The gas tragedy not only killed her husband but also gave her breathlessness. She said now she is not able to walk even four-five steps at a time.

"My life has become hell. Many hospitals do not have medicines, and, if there are any, my economic condition doesn't allow me to buy them," Mewa Bai said.

Kusum Bai, who lives in the same colony, gets upset whenever the tragedy is discussed. Her husband Jairam died following the gas tragedy and she herself is now struggling with illnesses.

"I can't eat and can't walk properly. Life has become a burden for me. I pray to god to free me from this wretched life," Kusum Bai said.

Munifa Bi, who lost her father Gulab Khan in the tragedy, said the government made many promises in the past but did not fulfill any.
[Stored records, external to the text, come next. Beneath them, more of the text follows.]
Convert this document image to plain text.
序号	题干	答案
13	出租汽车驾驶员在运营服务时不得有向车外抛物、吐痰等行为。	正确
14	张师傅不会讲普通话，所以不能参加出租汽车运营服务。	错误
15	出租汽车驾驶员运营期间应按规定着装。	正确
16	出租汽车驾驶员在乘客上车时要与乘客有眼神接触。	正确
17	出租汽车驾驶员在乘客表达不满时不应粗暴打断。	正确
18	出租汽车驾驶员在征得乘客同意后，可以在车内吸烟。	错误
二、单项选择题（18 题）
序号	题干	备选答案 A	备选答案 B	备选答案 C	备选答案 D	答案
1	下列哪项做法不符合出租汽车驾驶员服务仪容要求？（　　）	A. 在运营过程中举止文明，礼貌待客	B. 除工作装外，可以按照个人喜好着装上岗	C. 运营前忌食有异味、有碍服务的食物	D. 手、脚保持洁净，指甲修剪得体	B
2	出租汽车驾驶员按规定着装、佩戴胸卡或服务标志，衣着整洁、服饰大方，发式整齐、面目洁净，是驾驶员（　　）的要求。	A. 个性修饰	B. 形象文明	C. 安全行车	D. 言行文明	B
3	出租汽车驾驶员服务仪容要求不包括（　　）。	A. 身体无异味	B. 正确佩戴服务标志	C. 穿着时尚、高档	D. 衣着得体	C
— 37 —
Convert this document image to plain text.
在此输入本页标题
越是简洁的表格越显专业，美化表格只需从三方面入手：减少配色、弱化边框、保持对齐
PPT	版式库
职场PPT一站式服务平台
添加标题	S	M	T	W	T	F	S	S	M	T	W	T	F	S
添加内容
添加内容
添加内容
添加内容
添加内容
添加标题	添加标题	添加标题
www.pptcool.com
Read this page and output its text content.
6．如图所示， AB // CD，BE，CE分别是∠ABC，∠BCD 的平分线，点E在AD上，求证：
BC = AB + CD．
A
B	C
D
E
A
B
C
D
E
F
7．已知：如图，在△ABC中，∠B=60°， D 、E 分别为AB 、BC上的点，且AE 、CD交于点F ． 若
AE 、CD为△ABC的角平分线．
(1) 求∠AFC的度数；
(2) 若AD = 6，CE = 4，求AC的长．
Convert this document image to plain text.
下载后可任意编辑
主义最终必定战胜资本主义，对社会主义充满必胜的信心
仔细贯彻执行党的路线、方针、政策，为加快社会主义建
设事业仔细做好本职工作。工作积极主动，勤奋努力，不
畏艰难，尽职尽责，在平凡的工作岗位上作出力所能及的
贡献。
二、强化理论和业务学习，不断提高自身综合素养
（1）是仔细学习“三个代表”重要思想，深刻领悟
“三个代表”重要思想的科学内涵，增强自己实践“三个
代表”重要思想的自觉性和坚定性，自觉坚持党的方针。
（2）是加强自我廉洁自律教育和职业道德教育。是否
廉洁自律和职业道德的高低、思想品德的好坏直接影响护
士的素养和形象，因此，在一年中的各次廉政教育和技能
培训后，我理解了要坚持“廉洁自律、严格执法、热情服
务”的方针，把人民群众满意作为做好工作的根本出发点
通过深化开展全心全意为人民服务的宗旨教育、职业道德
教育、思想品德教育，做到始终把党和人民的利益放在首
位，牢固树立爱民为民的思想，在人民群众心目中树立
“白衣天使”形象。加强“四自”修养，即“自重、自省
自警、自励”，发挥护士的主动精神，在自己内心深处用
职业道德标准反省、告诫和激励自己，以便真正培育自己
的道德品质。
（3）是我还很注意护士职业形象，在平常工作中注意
"The entire country is discussing the cleanliness drive, but no one is ready to come to clean this colony," Munifa Bi said.

Abdul Jabbar, convener of the Bhopal Gas Peedit Mahila Udyog Sangathan, said the widows are living in very harsh conditions, partially due to problems in getting family pension after their husbands died.

The Group of Ministers (GoM) constituted for the Bhopal gas tragedy victims had decided in June 2010 on a monthly pension of Rs 1,000 for five years to each of the widows. However, "the pension was stopped in April," Jabbar said.

Many of the widows have no other source of income. The family pension was their last support and even that has now eluded them, he said.